Clinton predicts GOP support for nuke arms treaty

WASHINGTON — Secretary of State Hillary Rodham Clinton said Tuesday she is confident the administration will win enough Republican votes in the Senate to ratify a nuclear arms treaty with Russia.

Richard Lugar of Indiana is the only Senate Republican thus far to publicly express his support for the treaty, known as “New START,” but Clinton said she has indications others will follow suit.

Speaking to reporters at the State Department, Clinton argued that U.S. national security is at risk if the Senate does not ratify the New START treaty signed in April by President Barack Obama and Russian President Dmitry Medvedev. She called it an urgent matter.

Faced with a relentless barrage of Republican criticisms of the treaty and their demands for more information, the Senate Foreign Relations Committee put off a vote until mid-September.

The committee must approve the treaty before the Senate could ratify it by the required two-thirds majority, 67 votes. That would require support from at least eight Republicans.

Clinton said that the decision last week by the committee chairman, Sen. John Kerry, D-Mass., to delay the vote was a gesture of good faith that underscores the push for bipartisan support.

“But when the Senate returns they must act, because our national security is at risk,” Clinton said. “There is an urgency to ratify this treaty because we currently lack verification measures with Russia, which only hurts our national security interests.

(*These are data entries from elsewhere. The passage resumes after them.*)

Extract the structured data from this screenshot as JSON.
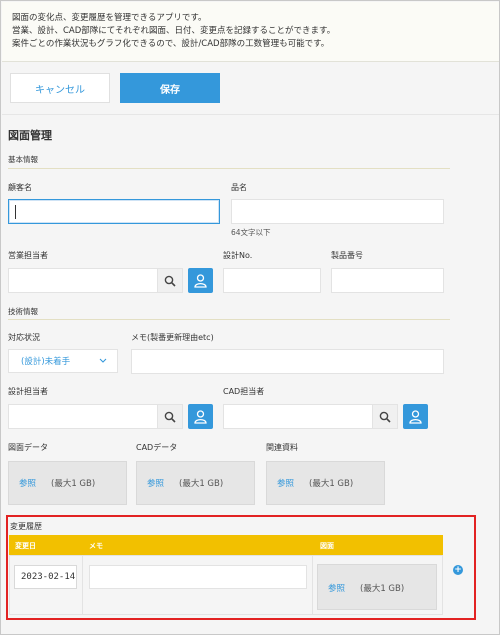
{
  "banner": {
    "lines": [
      "図面の変化点、変更履歴を管理できるアプリです。",
      "営業、設計、CAD部隊にてそれぞれ図面、日付、変更点を記録することができます。",
      "案件ごとの作業状況もグラフ化できるので、設計/CAD部隊の工数管理も可能です。"
    ]
  },
  "toolbar": {
    "cancel_label": "キャンセル",
    "save_label": "保存"
  },
  "form": {
    "title": "図面管理",
    "sections": {
      "basic": "基本情報",
      "tech": "技術情報"
    },
    "fields": {
      "customer_name": {
        "label": "顧客名",
        "value": ""
      },
      "product_name": {
        "label": "品名",
        "value": "",
        "hint": "64文字以下"
      },
      "sales_person": {
        "label": "営業担当者",
        "value": ""
      },
      "design_no": {
        "label": "設計No.",
        "value": ""
      },
      "product_no": {
        "label": "製品番号",
        "value": ""
      },
      "status": {
        "label": "対応状況",
        "value": "(設計)未着手"
      },
      "memo": {
        "label": "メモ(製番更新理由etc)",
        "value": ""
      },
      "designer": {
        "label": "設計担当者",
        "value": ""
      },
      "cad_person": {
        "label": "CAD担当者",
        "value": ""
      }
    },
    "uploads": [
      {
        "label": "図面データ",
        "browse": "参照",
        "max": "(最大1 GB)"
      },
      {
        "label": "CADデータ",
        "browse": "参照",
        "max": "(最大1 GB)"
      },
      {
        "label": "関連資料",
        "browse": "参照",
        "max": "(最大1 GB)"
      }
    ],
    "history": {
      "label": "変更履歴",
      "columns": [
        "変更日",
        "メモ",
        "図面"
      ],
      "rows": [
        {
          "date": "2023-02-14",
          "memo": "",
          "browse": "参照",
          "max": "(最大1 GB)"
        }
      ],
      "add_icon": "plus-circle-icon"
    }
  },
  "colors": {
    "accent": "#3498db",
    "table_header": "#f2c000",
    "highlight_border": "#e22222"
  }
}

Our ability to know and understand changes in Russia’s nuclear arsenal will erode without the treaty.”

The treaty would reduce the limit on strategic warheads to 1,550 for each country, down about a third from the current ceiling of 2,200. It also would make changes in the old treaty’s procedures that allow both countries to inspect each other’s arsenals and verify compliance.

The chairman of the Senate Armed Services subcommittee on strategic forces, Ben Nelson, D-Neb., told a nuclear weapons symposium in Omaha on Tuesday that without the new treaty, U.S. insights into Russian nuclear forces would deteriorate, creating uncertainty.

“We’d have a tendency for U.S forces to overcompensate for what we don’t know,” Nelson said. “That’s a losing strategy in an era of large budget deficits and needed fiscal constraint.”